Sonntag, 13. Februar
Es lohnt sich auf jeden Fall

„Hab ich ein Glück“, dachte ich mir, als ich die Sillie Suite im achten Stock des Ritz Carlton am Potsdamer Platz betrat. Nur durch Zufall traf ich Julia Kaiser, die sich in diesem Jahr auch um uns Junge Journalisten kümmert. Sie fragte mich ob ich nicht Lust habe bei einem Interview dabei zu sein und kurz darauf traf ich Luis Mandoki und Oscar Torres, deren Film „Innocent Voices“ in diesem Jahr das 14Plus Festival eröffnet.

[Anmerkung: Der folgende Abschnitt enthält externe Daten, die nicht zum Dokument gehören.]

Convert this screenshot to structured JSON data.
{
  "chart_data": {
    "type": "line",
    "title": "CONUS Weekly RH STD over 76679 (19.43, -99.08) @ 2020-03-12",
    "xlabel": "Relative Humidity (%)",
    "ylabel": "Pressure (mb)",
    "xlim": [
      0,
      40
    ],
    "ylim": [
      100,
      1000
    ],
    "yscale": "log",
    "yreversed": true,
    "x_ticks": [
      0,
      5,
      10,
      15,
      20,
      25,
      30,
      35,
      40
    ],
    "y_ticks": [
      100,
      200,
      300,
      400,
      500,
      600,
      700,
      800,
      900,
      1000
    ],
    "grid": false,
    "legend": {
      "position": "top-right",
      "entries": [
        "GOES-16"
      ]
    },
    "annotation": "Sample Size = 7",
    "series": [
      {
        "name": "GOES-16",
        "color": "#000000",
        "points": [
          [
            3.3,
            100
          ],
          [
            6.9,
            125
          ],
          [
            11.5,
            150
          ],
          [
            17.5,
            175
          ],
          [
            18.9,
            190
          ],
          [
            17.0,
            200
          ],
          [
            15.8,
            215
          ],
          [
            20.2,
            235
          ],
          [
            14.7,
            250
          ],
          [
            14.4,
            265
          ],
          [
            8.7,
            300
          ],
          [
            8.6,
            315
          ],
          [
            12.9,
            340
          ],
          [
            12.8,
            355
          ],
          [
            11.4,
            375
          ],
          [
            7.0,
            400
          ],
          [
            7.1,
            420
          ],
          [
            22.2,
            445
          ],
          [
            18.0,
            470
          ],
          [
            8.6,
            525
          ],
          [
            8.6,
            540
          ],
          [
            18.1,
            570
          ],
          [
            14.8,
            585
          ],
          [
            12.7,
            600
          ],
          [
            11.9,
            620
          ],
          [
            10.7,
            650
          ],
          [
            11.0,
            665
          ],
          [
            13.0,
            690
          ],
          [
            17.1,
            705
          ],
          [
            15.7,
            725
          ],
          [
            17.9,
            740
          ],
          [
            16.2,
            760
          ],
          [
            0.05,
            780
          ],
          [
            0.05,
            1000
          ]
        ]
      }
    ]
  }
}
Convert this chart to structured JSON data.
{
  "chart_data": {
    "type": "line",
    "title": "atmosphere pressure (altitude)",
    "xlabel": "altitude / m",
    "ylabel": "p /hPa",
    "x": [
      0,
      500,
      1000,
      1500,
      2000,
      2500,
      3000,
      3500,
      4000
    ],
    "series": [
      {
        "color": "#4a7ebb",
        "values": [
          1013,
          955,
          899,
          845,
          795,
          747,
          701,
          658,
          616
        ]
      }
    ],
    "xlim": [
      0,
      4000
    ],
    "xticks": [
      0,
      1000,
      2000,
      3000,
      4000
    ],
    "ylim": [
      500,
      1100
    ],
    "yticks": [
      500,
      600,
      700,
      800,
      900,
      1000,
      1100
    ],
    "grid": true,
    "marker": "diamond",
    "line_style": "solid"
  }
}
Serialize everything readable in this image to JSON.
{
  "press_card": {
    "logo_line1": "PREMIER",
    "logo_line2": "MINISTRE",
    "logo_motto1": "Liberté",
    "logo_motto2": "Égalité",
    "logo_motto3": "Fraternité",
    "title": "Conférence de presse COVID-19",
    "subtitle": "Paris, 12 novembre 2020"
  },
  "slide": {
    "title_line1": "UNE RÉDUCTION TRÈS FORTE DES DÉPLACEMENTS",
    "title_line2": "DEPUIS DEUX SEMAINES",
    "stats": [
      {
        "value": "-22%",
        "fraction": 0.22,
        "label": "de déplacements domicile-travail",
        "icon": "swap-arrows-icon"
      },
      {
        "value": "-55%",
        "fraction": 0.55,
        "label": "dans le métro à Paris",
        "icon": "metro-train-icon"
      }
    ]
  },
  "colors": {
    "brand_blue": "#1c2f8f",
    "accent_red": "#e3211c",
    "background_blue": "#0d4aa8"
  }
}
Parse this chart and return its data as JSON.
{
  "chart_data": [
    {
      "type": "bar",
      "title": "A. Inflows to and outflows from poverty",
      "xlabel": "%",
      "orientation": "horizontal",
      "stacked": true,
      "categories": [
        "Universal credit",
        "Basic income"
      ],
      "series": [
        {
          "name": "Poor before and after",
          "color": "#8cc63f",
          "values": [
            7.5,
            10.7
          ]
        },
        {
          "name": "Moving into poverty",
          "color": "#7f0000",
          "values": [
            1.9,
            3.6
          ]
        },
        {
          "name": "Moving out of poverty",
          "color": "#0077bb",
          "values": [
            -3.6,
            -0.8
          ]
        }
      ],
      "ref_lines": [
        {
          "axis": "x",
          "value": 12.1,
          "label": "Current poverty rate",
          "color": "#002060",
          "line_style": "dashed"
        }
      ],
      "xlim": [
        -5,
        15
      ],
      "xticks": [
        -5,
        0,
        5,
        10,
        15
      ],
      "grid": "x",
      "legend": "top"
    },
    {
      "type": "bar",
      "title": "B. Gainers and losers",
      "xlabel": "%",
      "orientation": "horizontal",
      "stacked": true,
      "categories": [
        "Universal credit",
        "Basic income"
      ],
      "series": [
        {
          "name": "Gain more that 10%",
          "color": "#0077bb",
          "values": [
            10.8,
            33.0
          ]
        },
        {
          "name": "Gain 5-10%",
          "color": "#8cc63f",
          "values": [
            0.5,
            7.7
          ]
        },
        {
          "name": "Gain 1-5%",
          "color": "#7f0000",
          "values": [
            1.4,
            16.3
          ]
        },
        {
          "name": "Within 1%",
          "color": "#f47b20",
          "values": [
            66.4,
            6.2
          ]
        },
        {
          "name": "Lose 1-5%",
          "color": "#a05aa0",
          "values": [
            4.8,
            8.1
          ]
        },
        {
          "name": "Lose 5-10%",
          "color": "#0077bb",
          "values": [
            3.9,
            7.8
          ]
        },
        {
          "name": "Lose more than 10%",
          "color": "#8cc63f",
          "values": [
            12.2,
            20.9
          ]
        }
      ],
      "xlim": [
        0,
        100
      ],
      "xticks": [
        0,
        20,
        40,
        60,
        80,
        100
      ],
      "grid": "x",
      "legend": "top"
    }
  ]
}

Überhaupt ist das eine der schönsten Dinge bei der Berlinale, abgesehen davon, dass man Filme sieht die man sonst nie zu Gesicht bekommen würde: Man trifft immer wieder Leute die man aus den Vorjahren kennt. Egal ob Mitglieder der Presse, interessierte Festivalbesucher oder Angestellte der Berlinale. Es gibt so viel zu sehen und man wünscht sich nicht selten an mehreren Orten gleichzeitig zu sein. Da fragt sich manch einer schon, ob er nun auf die Vorführung des Dramas „Hotel Rwanda“ sehen will oder doch lieber beider Pressekonferenz mit Keanu Reeves mühsam einen Platz ergattern will.

Natürlich bekommen wir Jungen Journalisten, davon nur einen Bruchteil mit. Aber trotz der Beschränkung auf das Kinderfilmfest und 14Plus spürt man ein wenig den Glamours der Berlinale. Alleine in diesem Jahr sind Stars wie Robert Carlyle, der schon in dem Kinderfilmfestgewinner „Es gibt nur einen Jimmy Grimble“ von vor vier Jahren mitgespielt hat oder Gillian Anderson, die die meisten von euch wahrscheinlich als Agent Scully aus Akte X kennen werden, mit ihren Filmen vertreten.

Ob nun Stars kommen oder nicht (was meiner Meinung nach eher uninteressant ist). Eins ist sicher. Die Filme werden vorgeführt und allein das ist Grund genug um das Festival auch in diesem Jahr wieder zu besuchen. Und für die denen das Kinderfilmfest und 14Plus bislang unbekannt war: Es lohnt sich auf jeden Fall!